If citrated fruit juices contain mainly citric acid, any bicarbonate obtained is neutralized by hydrogen ions. In that event, the net alkaline response will not take place and the eventual citraturic response will be at a minimum level. In contrast, if potassium accompanies citrate, the net alkaline response will take place, and urinary pH and citrate will rise. Ideal replacement therapy should be low in calories and oxalate, and rich in KCit. Yilmaz et al[77] have evaluated tomato, orange, lemon, and mandarin juices in terms of nutritional content. Interestingly, fresh tomato juice contains two times the amount of citrate compared to lemon juice or orange juice; however, the potassium concentration in fresh tomato juice is equal to orange juice and its oxalate content is 40% lower. In the light of these data, although fresh tomato juice seems to be suitable for preventing stone formation, its application is more difficult compared to lemon juice and orange juice. Ripe tomato juice, on the other hand, is rich in sodium.

Haleblian et al[78] evaluated 12 different commercial drinks that contained citrate, in an attempt to find natural treatment modalities that are more effective in preventing stone formation. Grapefruit juice was reported to have the highest citrate content, followed by lemon juice, orange juice, lemonade, and Cornelian cherry (Cornus mas) juice, respectively.

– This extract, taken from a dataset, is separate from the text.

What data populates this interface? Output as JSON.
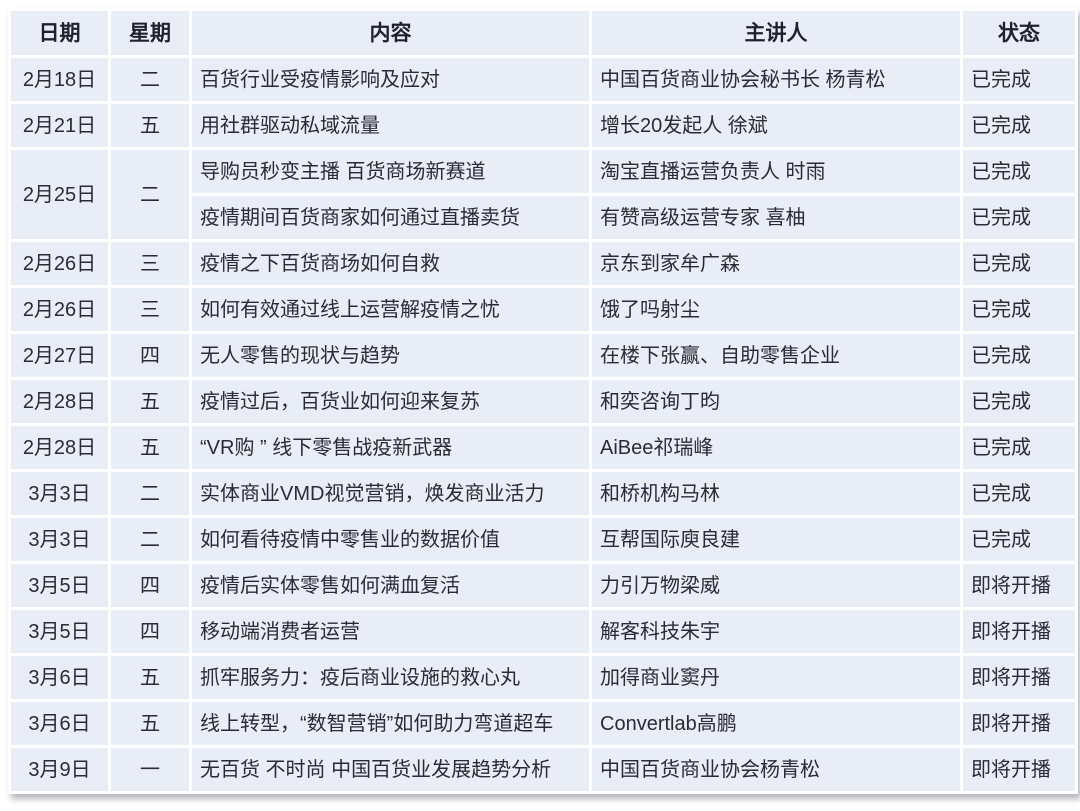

If frequent diarrhea is thought to contribute to hypocitraturia via increased renal citrate reabsorption as a result of excessive bicarbonate loss in the stool, nutrition strategies can be applied that target diarrhea treatment[79]. Probiotic supplements are recommended in the current literature for correction of diarrhea, and many probiotic formulations are commercially available for such use[80,81].

All liquid types induce urinary output, and this is probably the most useful method that can spontaneously reduce the risk of stone formation on its own[8]. Low sugar- and low-calorie drinks are preferred.

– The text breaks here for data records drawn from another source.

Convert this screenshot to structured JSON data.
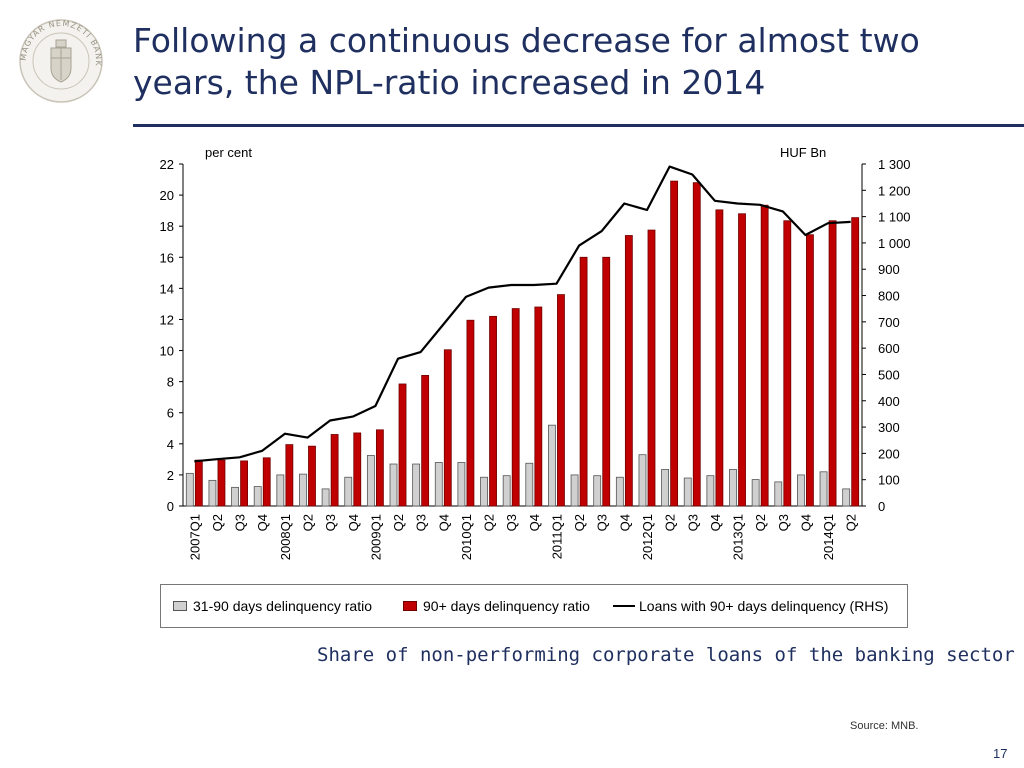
{
  "slide": {
    "title_lines": [
      "Following a continuous decrease for almost two",
      "years, the NPL-ratio increased in 2014"
    ],
    "caption": "Share of non-performing corporate loans of the banking sector",
    "source": "Source: MNB.",
    "page_number": "17",
    "colors": {
      "title": "#1f3060",
      "bar_dark": "#c00000",
      "bar_light": "#d0d0d0"
    },
    "logo": {
      "name": "MAGYAR NEMZETI BANK",
      "icon": "mnb-seal-icon"
    }
  },
  "chart_data": {
    "type": "bar",
    "left_axis_label": "per cent",
    "right_axis_label": "HUF Bn",
    "ylim_left": [
      0,
      22
    ],
    "ylim_right": [
      0,
      1300
    ],
    "left_ticks": [
      "0",
      "2",
      "4",
      "6",
      "8",
      "10",
      "12",
      "14",
      "16",
      "18",
      "20",
      "22"
    ],
    "right_ticks": [
      "0",
      "100",
      "200",
      "300",
      "400",
      "500",
      "600",
      "700",
      "800",
      "900",
      "1 000",
      "1 100",
      "1 200",
      "1 300"
    ],
    "categories": [
      "2007Q1",
      "Q2",
      "Q3",
      "Q4",
      "2008Q1",
      "Q2",
      "Q3",
      "Q4",
      "2009Q1",
      "Q2",
      "Q3",
      "Q4",
      "2010Q1",
      "Q2",
      "Q3",
      "Q4",
      "2011Q1",
      "Q2",
      "Q3",
      "Q4",
      "2012Q1",
      "Q2",
      "Q3",
      "Q4",
      "2013Q1",
      "Q2",
      "Q3",
      "Q4",
      "2014Q1",
      "Q2"
    ],
    "series": [
      {
        "name": "31-90 days delinquency ratio",
        "type": "bar",
        "axis": "left",
        "color": "#d0d0d0",
        "values": [
          2.1,
          1.65,
          1.2,
          1.25,
          2.0,
          2.05,
          1.1,
          1.85,
          3.25,
          2.7,
          2.7,
          2.8,
          2.8,
          1.85,
          1.95,
          2.75,
          5.2,
          2.0,
          1.95,
          1.85,
          3.3,
          2.35,
          1.8,
          1.95,
          2.35,
          1.7,
          1.55,
          2.0,
          2.2,
          1.1
        ]
      },
      {
        "name": "90+ days delinquency ratio",
        "type": "bar",
        "axis": "left",
        "color": "#c00000",
        "values": [
          2.95,
          2.95,
          2.9,
          3.1,
          3.95,
          3.85,
          4.6,
          4.7,
          4.9,
          7.85,
          8.4,
          10.05,
          11.95,
          12.2,
          12.7,
          12.8,
          13.6,
          16.0,
          16.0,
          17.4,
          17.75,
          20.9,
          20.8,
          19.05,
          18.8,
          19.35,
          18.35,
          17.45,
          18.35,
          18.55
        ]
      },
      {
        "name": "Loans with 90+ days delinquency (RHS)",
        "type": "line",
        "axis": "right",
        "color": "#000000",
        "values": [
          170,
          178,
          185,
          210,
          275,
          260,
          325,
          340,
          380,
          560,
          585,
          690,
          795,
          830,
          840,
          840,
          845,
          990,
          1045,
          1150,
          1125,
          1290,
          1260,
          1160,
          1150,
          1145,
          1120,
          1030,
          1075,
          1080
        ]
      }
    ],
    "legend_position": "bottom",
    "grid": false
  }
}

Some patients may benefit more from a simple increase in liquid intake than far more specific recommendations. The liquid intake schedule is designed for these situations. The day may be separated into 3 equal parts (of 5 h blocks, for instance, depending on the lifestyle of the patient) and the individual may consume approximately 4 L of (120 oz) liquid by drinking 1200 mL in each part.

Phosphate is widely present in all plant and animal-based foods, and so a reduction of dietary phosphate is not practically possible in calcium phosphate stone patients. Control of urinary citrate, calcium, pH, and volume is instead far more important in these patients.